Perhaps ironically, this firm adherence to the necessity of advancements in the practical state of the art kept deep learning—the technique that is the taproot of all the advances in ML today, from LLMs to end-to-end trained transformer models of driving—a backwater for decades. Although the techniques behind it were developed in the 1980s, they were not practical with the scale of computing power available at the time. It took the pressures of Moore's Law to bring the necessary speed of operations to bear. Once it did, the same techniques originally published in the Reagan Administration became, without modification, the hottest topic in computer science, the subject of intensive study and fantastically rapid iteration that continues to the present day.
Helpfully for computer scientists, once the computing power met the theoretical needs of deep learning, the problems resolved even more neatly to engineering problems. Activation functions, network architectures, dataset throughput, model optimization: these are engineering problems. These are problems that a field culturally conditioned to reject the non-literal and untestable as out of scope could get a handle on.

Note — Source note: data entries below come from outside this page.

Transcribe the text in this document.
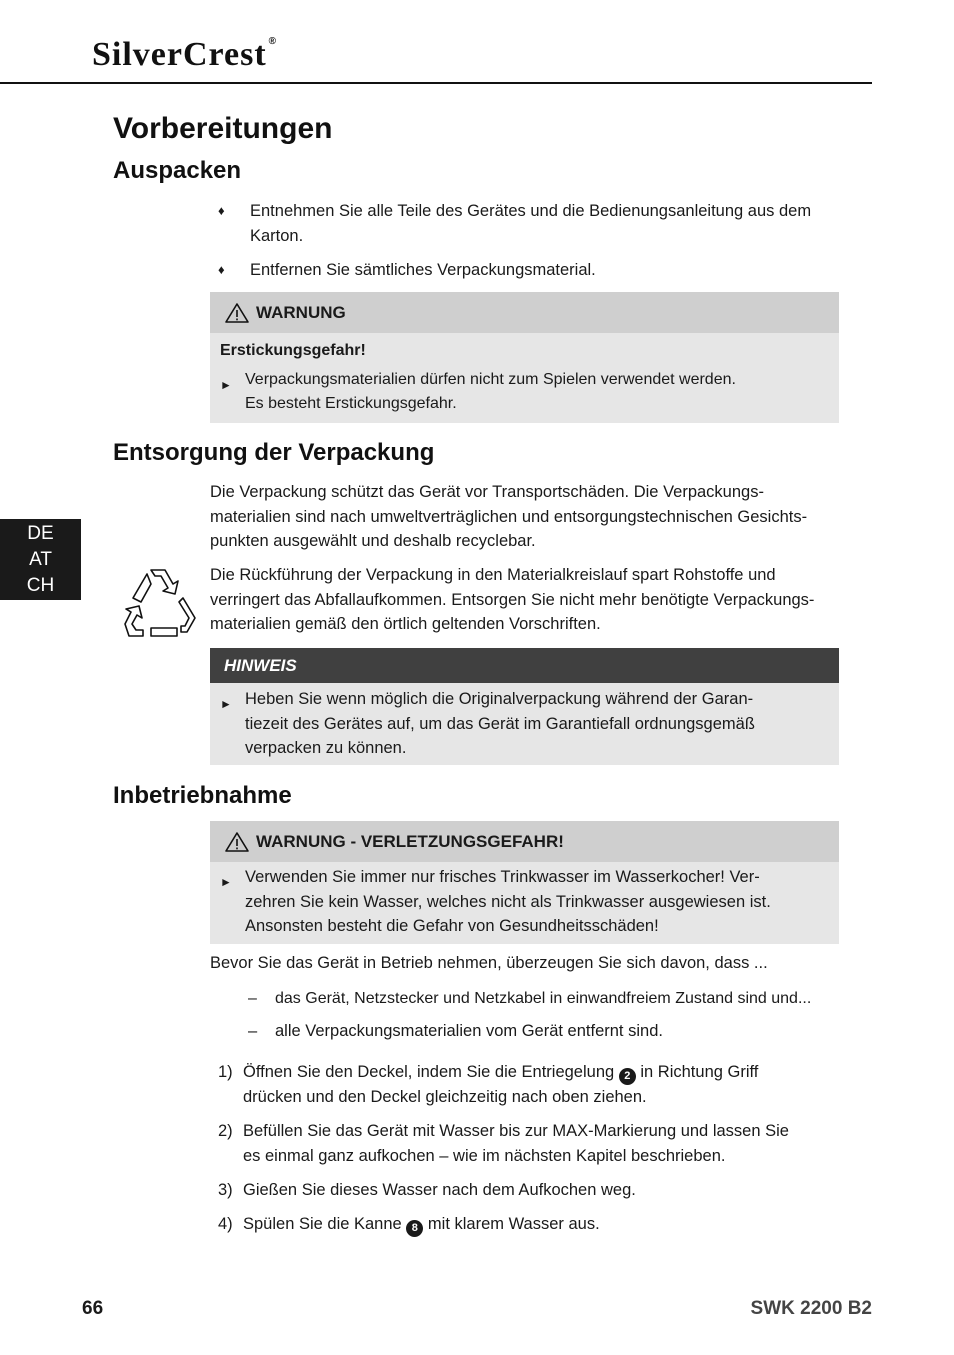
SilverCrest ®
DE
AT
CH
Vorbereitungen
Auspacken
♦	Entnehmen Sie alle Teile des Gerätes und die Bedienungsanleitung aus dem
Karton.
♦	Entfernen Sie sämtliches Verpackungsmaterial.
WARNUNG
Erstickungsgefahr!
► Verpackungsmaterialien dürfen nicht zum Spielen verwendet werden.
Es besteht Erstickungsgefahr.
Entsorgung der Verpackung
Die Verpackung schützt das Gerät vor Transportschäden. Die Verpackungs-
materialien sind nach umweltverträglichen und entsorgungstechnischen Gesichts-
punkten ausgewählt und deshalb recyclebar.
Die Rückführung der Verpackung in den Materialkreislauf spart Rohstoffe und
verringert das Abfallaufkommen. Entsorgen Sie nicht mehr benötigte Verpackungs-
materialien gemäß den örtlich geltenden Vorschriften.
HINWEIS
► Heben Sie wenn möglich die Originalverpackung während der Garan-
tiezeit des Gerätes auf, um das Gerät im Garantiefall ordnungsgemäß
verpacken zu können.
Inbetriebnahme
WARNUNG - VERLETZUNGSGEFAHR!
► Verwenden Sie immer nur frisches Trinkwasser im Wasserkocher! Ver-
zehren Sie kein Wasser, welches nicht als Trinkwasser ausgewiesen ist.
Ansonsten besteht die Gefahr von Gesundheitsschäden!
Bevor Sie das Gerät in Betrieb nehmen, überzeugen Sie sich davon, dass ...
–	das Gerät, Netzstecker und Netzkabel in einwandfreiem Zustand sind und...
–	alle Verpackungsmaterialien vom Gerät entfernt sind.
1) Öffnen Sie den Deckel, indem Sie die Entriegelung 2 in Richtung Griff
drücken und den Deckel gleichzeitig nach oben ziehen.
2) Befüllen Sie das Gerät mit Wasser bis zur MAX-Markierung und lassen Sie
es einmal ganz aufkochen – wie im nächsten Kapitel beschrieben.
3) Gießen Sie dieses Wasser nach dem Aufkochen weg.
4) Spülen Sie die Kanne 8 mit klarem Wasser aus.
66	SWK 2200 B2
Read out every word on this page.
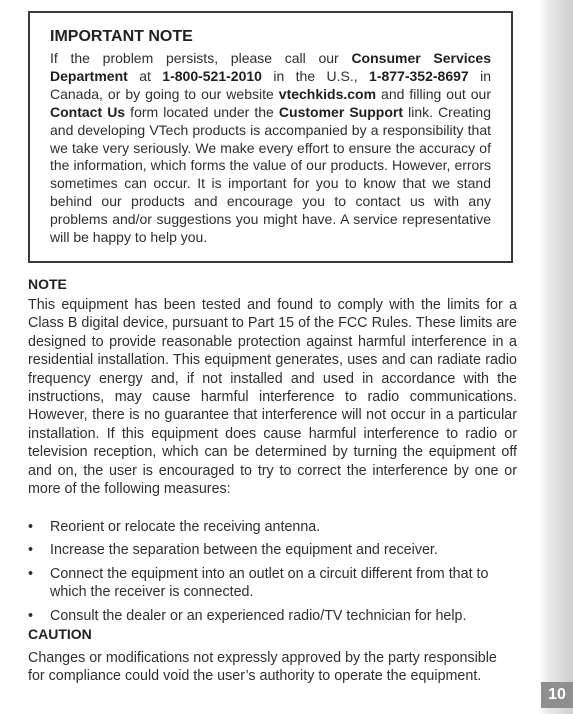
10

IMPORTANT NOTE

If the problem persists, please call our Consumer Services Department at 1-800-521-2010 in the U.S., 1-877-352-8697 in Canada, or by going to our website vtechkids.com and filling out our Contact Us form located under the Customer Support link. Creating and developing VTech products is accompanied by a responsibility that we take very seriously. We make every effort to ensure the accuracy of the information, which forms the value of our products. However, errors sometimes can occur. It is important for you to know that we stand behind our products and encourage you to contact us with any problems and/or suggestions you might have. A service representative will be happy to help you.

NOTE

This equipment has been tested and found to comply with the limits for a Class B digital device, pursuant to Part 15 of the FCC Rules. These limits are designed to provide reasonable protection against harmful interference in a residential installation. This equipment generates, uses and can radiate radio frequency energy and, if not installed and used in accordance with the instructions, may cause harmful interference to radio communications. However, there is no guarantee that interference will not occur in a particular installation. If this equipment does cause harmful interference to radio or television reception, which can be determined by turning the equipment off and on, the user is encouraged to try to correct the interference by one or more of the following measures:

•	Reorient or relocate the receiving antenna.
•	Increase the separation between the equipment and receiver.
•	Connect the equipment into an outlet on a circuit different from that to which the receiver is connected.
•	Consult the dealer or an experienced radio/TV technician for help.
CAUTION

Changes or modifications not expressly approved by the party responsible for compliance could void the user’s authority to operate the equipment.
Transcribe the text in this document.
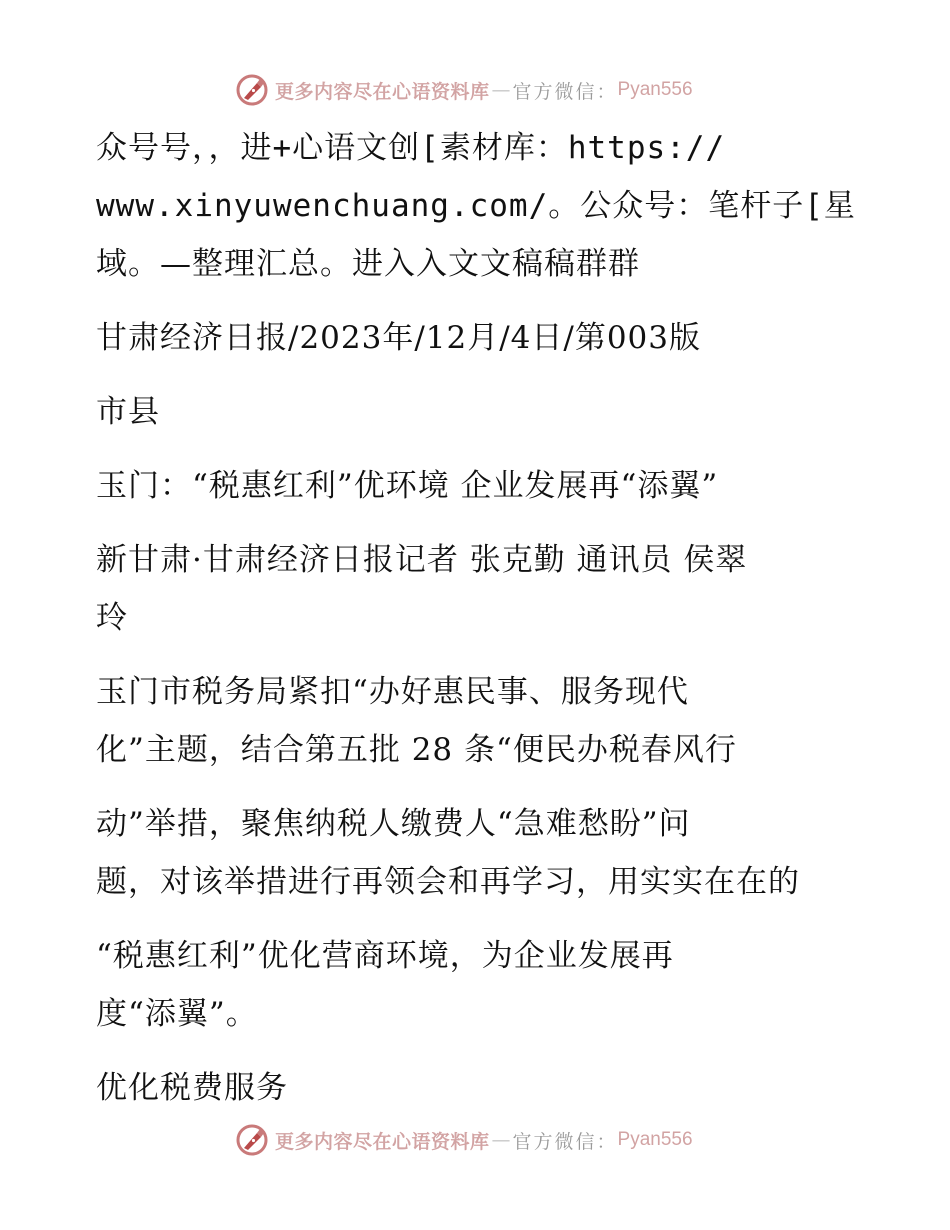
更多内容尽在心语资料库 — 官方微信： Pyan556
众号号，，进+心语文创[素材库：https://
www.xinyuwenchuang.com/。公众号：笔杆子[星
域。—整理汇总。进入入文文稿稿群群
甘肃经济日报/2023年/12月/4日/第003版
市县
玉门：“税惠红利”优环境 企业发展再“添翼”
新甘肃·甘肃经济日报记者 张克勤 通讯员 侯翠
玲
玉门市税务局紧扣“办好惠民事、服务现代
化”主题，结合第五批 28 条“便民办税春风行
动”举措，聚焦纳税人缴费人“急难愁盼”问
题，对该举措进行再领会和再学习，用实实在在的
“税惠红利”优化营商环境，为企业发展再
度“添翼”。
优化税费服务
更多内容尽在心语资料库 — 官方微信： Pyan556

There are other questions in machine learning, though. As deep learning and its rapidly evolving instantiations – particularly transformers and generative models – have reached a level of performance no longer easily measured by performance on existing reference datasets and especially as machine learning as it is establishing its commercial presence in the broader world, it is raising questions that are fundamentally not engineering questions in character. The most important questions in machine learning – “AI” – right now, are unlikely to ever be concordant with a publication process that requires specific, measurable advancements on extant, well-understood datasets. Questions about the true nature of the representations contained within these models. Questions about their role in society. Questions about the facility with which they engage with subjective topics, or creative ones, or with art: none of these are amenable to the field's traditional gatekeeping.

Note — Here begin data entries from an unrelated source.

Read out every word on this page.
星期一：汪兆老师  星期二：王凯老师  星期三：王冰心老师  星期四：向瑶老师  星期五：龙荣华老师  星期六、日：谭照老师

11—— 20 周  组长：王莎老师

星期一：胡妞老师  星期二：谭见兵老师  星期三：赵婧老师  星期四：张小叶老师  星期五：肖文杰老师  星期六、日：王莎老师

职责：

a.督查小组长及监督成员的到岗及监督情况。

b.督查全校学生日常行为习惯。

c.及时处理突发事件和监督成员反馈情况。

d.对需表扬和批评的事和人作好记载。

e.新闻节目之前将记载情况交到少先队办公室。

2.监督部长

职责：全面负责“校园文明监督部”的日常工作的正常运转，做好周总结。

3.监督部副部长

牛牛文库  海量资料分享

This doesn't mean people don't ask these questions. Increasingly, many are, from a broad range of fields. But the sense from the people actually building and deploying these systems that these kind of questions are an interesting, but ultimately irrelevant, sideshow are likely to be challenging to eradicate; the sense memory within the field of having been burned before by engaging too deeply with scholars and thinkers outside of computer science is strong, and the limited, demographically and imaginatively constrained culture of “hardcore” engineering—the culture that insists that practical, deployed performance on comprehensively quantifiable tasks as the only truly relevant desideratum—is even stronger. Moving away from those biases, not just at the margins but at the core of the field of ML, is an ever-more-intensely necessary transformation.